Не подчиненная преходящим требованиям политики, а поэтому не ограниченная схемами идеологических стереотипов мышления — наука помогает объективно осознать творимую человечеством реальность, а тем самым преодолеть созданные человеческим прошлым искусственные барьеры националистических, великодержавных, конфессиональных предрассудков, освободиться от мессианских и утопических мифов, которые веками создавала идеология.
На фальши и лжи невозможно строить взаимоотношения не только межличностные, но и межнационально-государственные. Сокрытие истины, извращение фактов не может сближать: это лишь отталкивает и разделяет. Высказанная у нас правда о тайном договоре между СССР и нацистской Германией, Катыни и Варшавском восстании не проложили очередного водораздела между русскими и поляками. В Польше, где «неофициально» все это было всем и всегда хорошо известно, официальное признание фактов вызвало чувство уважения и доверия к тем, кто на такое решился вопреки идеологическим табу. В России, где все это было вне массового сознания и общественной памяти, очередная — в процессе ликвидации «железного занавеса» и снимания «ежовых рукавиц» внутреннего правления — правда помогла глубже осознать не только суть своего недавнего прошлого, но и сущность отношения поляков к «русскому вопросу» своей национальной истории.

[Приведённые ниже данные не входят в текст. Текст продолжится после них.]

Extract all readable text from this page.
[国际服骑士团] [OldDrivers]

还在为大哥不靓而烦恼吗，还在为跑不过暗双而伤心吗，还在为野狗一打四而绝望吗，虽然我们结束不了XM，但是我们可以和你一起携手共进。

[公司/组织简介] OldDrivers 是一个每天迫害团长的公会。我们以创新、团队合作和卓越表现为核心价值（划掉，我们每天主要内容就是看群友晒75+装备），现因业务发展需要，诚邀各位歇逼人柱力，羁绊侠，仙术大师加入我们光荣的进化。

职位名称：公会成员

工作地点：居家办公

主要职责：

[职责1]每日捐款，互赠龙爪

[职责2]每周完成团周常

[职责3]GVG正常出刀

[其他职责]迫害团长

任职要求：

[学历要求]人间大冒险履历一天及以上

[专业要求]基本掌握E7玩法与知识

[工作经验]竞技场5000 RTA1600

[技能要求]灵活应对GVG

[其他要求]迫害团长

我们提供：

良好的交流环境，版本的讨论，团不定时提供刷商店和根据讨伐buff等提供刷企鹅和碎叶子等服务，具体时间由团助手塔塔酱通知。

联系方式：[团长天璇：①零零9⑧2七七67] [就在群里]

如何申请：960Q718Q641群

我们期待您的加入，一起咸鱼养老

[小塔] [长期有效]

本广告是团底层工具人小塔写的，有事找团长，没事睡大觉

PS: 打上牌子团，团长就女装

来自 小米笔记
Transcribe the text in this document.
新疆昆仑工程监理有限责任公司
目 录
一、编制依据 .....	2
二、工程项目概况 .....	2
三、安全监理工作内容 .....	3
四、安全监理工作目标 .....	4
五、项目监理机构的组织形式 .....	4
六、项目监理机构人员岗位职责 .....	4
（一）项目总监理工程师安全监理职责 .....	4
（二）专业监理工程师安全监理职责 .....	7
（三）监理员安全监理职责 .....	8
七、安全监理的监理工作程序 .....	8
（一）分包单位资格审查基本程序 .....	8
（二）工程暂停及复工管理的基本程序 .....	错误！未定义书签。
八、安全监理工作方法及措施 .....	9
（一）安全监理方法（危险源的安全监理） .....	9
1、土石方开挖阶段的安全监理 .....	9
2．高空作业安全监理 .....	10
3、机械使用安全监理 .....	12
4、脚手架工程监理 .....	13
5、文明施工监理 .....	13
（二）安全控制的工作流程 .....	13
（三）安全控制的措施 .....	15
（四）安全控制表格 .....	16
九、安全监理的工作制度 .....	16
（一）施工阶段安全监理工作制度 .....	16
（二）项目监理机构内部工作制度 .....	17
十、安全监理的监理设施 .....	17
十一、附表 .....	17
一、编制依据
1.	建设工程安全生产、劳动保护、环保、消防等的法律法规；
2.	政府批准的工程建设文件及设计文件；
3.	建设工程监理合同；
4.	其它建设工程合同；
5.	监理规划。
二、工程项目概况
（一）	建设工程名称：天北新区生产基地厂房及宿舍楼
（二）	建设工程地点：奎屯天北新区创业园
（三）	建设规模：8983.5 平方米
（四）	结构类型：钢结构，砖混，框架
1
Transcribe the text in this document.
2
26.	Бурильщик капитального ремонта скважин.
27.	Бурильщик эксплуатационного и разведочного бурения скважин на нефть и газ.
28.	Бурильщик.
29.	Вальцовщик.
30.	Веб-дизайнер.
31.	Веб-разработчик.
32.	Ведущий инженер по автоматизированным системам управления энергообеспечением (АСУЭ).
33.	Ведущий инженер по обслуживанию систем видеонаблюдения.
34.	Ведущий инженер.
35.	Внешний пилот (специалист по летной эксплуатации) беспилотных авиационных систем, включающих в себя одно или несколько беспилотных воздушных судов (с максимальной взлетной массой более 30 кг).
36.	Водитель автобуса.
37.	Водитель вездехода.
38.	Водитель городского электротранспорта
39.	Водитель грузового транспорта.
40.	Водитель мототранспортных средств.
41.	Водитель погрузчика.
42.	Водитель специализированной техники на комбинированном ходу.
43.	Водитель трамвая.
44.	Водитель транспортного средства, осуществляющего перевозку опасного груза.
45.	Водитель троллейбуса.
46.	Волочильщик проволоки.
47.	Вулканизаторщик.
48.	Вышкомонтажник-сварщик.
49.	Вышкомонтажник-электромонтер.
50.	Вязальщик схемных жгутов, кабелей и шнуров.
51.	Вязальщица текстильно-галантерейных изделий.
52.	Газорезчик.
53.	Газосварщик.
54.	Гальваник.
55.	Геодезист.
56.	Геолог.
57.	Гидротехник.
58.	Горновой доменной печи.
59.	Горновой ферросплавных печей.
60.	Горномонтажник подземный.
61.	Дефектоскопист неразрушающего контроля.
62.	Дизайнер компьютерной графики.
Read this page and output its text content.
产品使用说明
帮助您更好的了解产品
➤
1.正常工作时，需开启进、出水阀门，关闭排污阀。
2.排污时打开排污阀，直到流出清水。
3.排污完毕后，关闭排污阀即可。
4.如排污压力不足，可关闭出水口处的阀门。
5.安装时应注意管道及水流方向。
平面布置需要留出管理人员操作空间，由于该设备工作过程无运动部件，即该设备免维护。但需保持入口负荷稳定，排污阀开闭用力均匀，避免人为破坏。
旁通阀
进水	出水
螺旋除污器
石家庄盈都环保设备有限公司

Эта правда также помогла понять, почему насаждаемое во времена «реального социализма» единство «стран народной демократии» мгновенно рассыпалось в прах с крушением СССР и возвращением его войск в собственные пределы, почему бодрые гимны «дружбы советского и польского» (как, впрочем, и всех других, называемых тогда «братскими») народов обратились в траурные марши, а общность цели («вперед, к коммунизму») раскололась на решительное движение Польши (и всех других «братских стран», а также некоторых бывших «советских республик») к ЕС и НАТО, а официальной России — к бессильно-агрессивной тоске по утраченной великодержавности и гневному неприятию такой самостоятельности недавних «младших братьев».
В глазах, не затуманенных очередным идеологическим чадом, в сознании, не помутневшем от политического угара, эта слепая реакция властей уподобляет всю Россию (с которой правящая элита себя самоуверенно отождествляет) истеричности брошенной женщины, не желающей знать, как жалко ее поведение выглядит со стороны, и поэтому не находящей силы и разума взять себя в руки, чтобы окончательно не опуститься, сохранить собственное достоинство, осознать саму себя в изменившейся жизни, устанавливая новые отношения в новых обстоятельствах. Политика — дама переменчивая, капризная и коварная, порой и не дама вовсе, а поверхностная, ограниченная и вздорная бабенка, временами же — как с солдатской прямотой изрек Пилсудский — просто курва. Так можно ли такой особе полностью доверять? Стоит ли только ее уполномочивать в определении «своих» и «чужих», «друзей» и «врагов»? В состоянии ли она одна выяснять и указывать, какие должны быть отношения между народами, их культурами, их представлениями о прошлом и настоящем, их планами на собственное будущее?
В условиях недостаточности, а порой и отсутствия общего языка в межгосударственной и межнациональной политике общий язык науки обретает смысл и значение, выходящие за собственные ее пределы. Состоявшийся и получивший естественное продолжение диалог российских и польских ученых может способствовать тому, что не всегда под силу политикам: раскрывая правду, облегчать сотворенные и творимые правителями и идеологами трудности нашего соседства. А от него нам не уйти : географию, в отличие от политики, законодательства, моды или супружества, нельзя ни изменить, ни переделать.